Developer README

This document explains the reasons behind some of the stranger design decisions made for this project.

SAQ = ACE

When the project first started we called it the Simple Alert Queue (SAQ). It was later renamed to the Analysis Correlation Engine (ACE). There are still a lot of references to SAQ left, including the name of the core library (import saq) and the SAQ_HOME environment variable.

Eveything was initially command line driven.

The original UI of the project was CLI. So there’s still a lot of that left. Most of what you can do can also be done via the command line, including full analysis of observables.

Along those lines, it was also meant to be able to be executed from any directory. This is probably no longer true, but there are a number of times where the code assumes it is running in some other directory.

This was an internal project.

There’s a number of basic things that you would expect would exist that don’t. For example, there’s no way to manage users from the GUI. It must be done from the command line. And even then, there’s no support to delete a user. We didn’t have any turnover for 5 years so this was never a requirement.
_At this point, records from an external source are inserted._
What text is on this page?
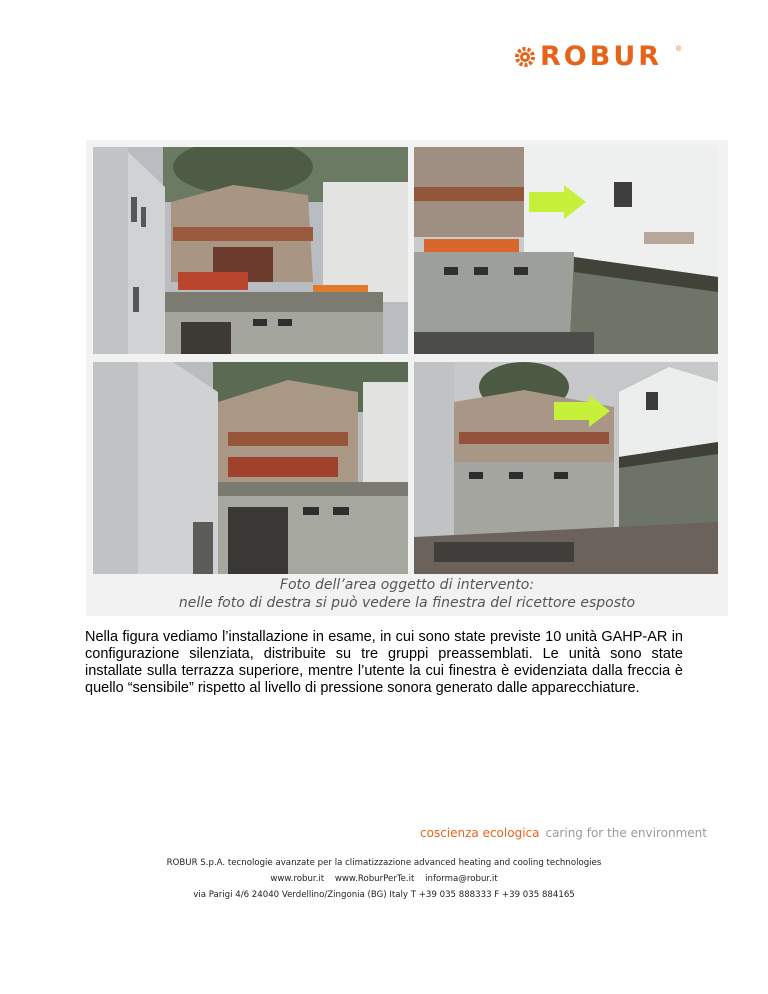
ROBUR ®
Foto dell’area oggetto di intervento:
nelle foto di destra si può vedere la finestra del ricettore esposto

Nella figura vediamo l’installazione in esame, in cui sono state previste 10 unità GAHP-AR in configurazione silenziata, distribuite su tre gruppi preassemblati. Le unità sono state installate sulla terrazza superiore, mentre l’utente la cui finestra è evidenziata dalla freccia è quello “sensibile” rispetto al livello di pressione sonora generato dalle apparecchiature.

coscienza ecologica caring for the environment
ROBUR S.p.A. tecnologie avanzate per la climatizzazione advanced heating and cooling technologies
www.robur.it www.RoburPerTe.it informa@robur.it
via Parigi 4/6 24040 Verdellino/Zingonia (BG) Italy T +39 035 888333 F +39 035 884165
And the along those lines there’s little effort put into account security internally. There are no “roles” or “administrators”.

The database came later.

Very little of the analysis data is stored in the database.

From the beginning of the project I wanted the data to be stored in a schema-less JSON structure on the filesystem. This would allow analysts to simply grep the files for whatever they were looking for. I (reluctantly) looked at MongoDB as a way to index the data and speed up the searches. This was quickly abandoned (it was slowing down development for various reasons.) Later when the GUI was added to the project we started storing data in MySQL.

I knew that we would be modifying this system a lot. So trying to create a database schema that encompassed everything we would ever want to do was not realisitic. Making major changes to large database schemas is no easy task.

Today the database is used to manage the workload of the collectors and engines, and to provide the GUI (and API) for the analysts. The data.json JSON files that hold the results of the analysis are actually the official records of the analysis. The database is kept in sync with these files.

At some point it would make sense to index these JSON files in a system like Elasticsearch.

Unit testing.

My one regret with this project was not creating unit tests as I went. I didn’t start adding unit tests until we were ~4 years into the project. Unit test coverage is not what it shoud be, but I would expect that to improve over time.

Final words.

I think it’s worth noting that this project was created to enable and improve our analysts. We were not designing a product. We were also moving as quickly as we saw threat actors change tactics. As soon as we saw a new techique being used, we would quickly implement a feature to ACE that would allow us to detect that. So there’s a number of places where the code looks hastily thrown together.

Hopefully this file helps to explain some of the oddness you may see in the code.